El argumento oficial para tamaño atraso es que desde el gobierno de Jaque se tomó la decisión política de no subir impuestos para evitar agudizar el impacto de la crisis internacional en Mendoza, priorizar el empleo y atraer más inversiones.
Si se tiene en cuenta que el empleo no creció, que la recaudación se movió en niveles por debajo de la inflación y que se siguió gastando por encima de la evolución de los ingresos (por eso el déficit operativo del Estado sigue creciendo), la gestión Jaque se ha quedado sin margen de acción con vistas a la discusión de lo que será el presupuesto 2011. Más teniendo en cuenta que Mendoza vuelve a estar relegada a nivel país en el proyecto de Presupuesto 2011, al ubicarse entre las provincias donde menos crecerán los recursos por coparticipación.
Se sabe, esta vez todo viene atado en un mismo paquete. Y antes de avanzar en el Presupuesto 2011, se van a tener que tomar decisiones sobre qué pasará con las tasas de Ingresos Brutos y Sellos y si continuarán estando exentos la mayoría de los sectores productivos. Existe el antecedente de que otras provincias ya subieron este impuesto para hacer frente al deterioro en sus cuentas fiscales.
Estabilidad fiscal
Pero difícilmente el Gobierno modifique las alícuotas y el alcance de estos tributos previstos en la ley Impositiva justo en un año electoral. Además el propio Jaque dijo, antes de partir de gira a Hollywood, que respetaría el pacto fiscal. Sí, en cambio, se esperan ajustes en la ley de Avalúo Fiscal. Ya lo hizo Jaque en enero de 2010, cuando dio la orden para que Rentas recalculara el valor del metro cuadrado construido para subirlo de $210 a $231 ($21 de diferencia en relación al 2009), en un intento por mejorar la recaudación.

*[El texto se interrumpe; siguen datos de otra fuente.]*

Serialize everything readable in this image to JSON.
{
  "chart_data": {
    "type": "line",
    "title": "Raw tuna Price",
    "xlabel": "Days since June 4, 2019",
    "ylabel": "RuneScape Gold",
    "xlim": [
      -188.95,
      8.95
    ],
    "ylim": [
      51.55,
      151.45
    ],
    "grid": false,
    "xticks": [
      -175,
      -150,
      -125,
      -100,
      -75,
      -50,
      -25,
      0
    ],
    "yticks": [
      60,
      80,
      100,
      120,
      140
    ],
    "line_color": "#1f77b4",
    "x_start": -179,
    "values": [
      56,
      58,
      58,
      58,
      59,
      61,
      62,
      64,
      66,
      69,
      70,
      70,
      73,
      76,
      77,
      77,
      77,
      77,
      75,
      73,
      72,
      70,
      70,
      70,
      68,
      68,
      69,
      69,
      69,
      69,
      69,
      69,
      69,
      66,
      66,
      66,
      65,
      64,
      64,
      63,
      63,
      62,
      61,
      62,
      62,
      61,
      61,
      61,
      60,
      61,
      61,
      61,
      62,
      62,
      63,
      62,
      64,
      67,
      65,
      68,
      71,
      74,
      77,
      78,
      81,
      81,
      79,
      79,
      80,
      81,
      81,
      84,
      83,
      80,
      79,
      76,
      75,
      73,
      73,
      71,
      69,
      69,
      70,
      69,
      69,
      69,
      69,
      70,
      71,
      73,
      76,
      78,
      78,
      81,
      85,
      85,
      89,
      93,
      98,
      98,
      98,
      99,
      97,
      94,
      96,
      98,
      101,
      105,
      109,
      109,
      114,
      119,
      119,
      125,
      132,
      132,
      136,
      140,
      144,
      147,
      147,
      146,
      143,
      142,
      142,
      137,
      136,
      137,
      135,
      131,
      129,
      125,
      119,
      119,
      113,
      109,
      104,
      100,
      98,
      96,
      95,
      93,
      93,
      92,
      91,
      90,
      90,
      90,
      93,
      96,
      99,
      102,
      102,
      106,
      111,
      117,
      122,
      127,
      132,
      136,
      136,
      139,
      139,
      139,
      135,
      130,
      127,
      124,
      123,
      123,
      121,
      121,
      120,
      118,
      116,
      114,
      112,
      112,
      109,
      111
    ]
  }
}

Pero esto no tendrá un gran impacto, como no lo ha tenido hasta ahora, si no se refuerza la presión sobre los deudores. Es por esto que también se estudia desde Hacienda un plan anti evasión que, en un principio, actuaría sobre dos frentes: los grandes deudores de impuestos de Mendoza (sólo allí hay unos $600 millones, pero de muy difícil recupero) y en la depuración de los planes de pago de morosos que no están pagando.
Desde Rentas trascendió que se está trabajando para dar de baja los planes de pago que no se están cumpliendo para iniciar las intimaciones correspondientes bajo amenazas de recurrir a la vía judicial.
Como se ve, hay muchas más opciones por explorar por parte del Ejecutivo que el falso dilema de endeudarse o ajustar. Sólo basta la decisión política.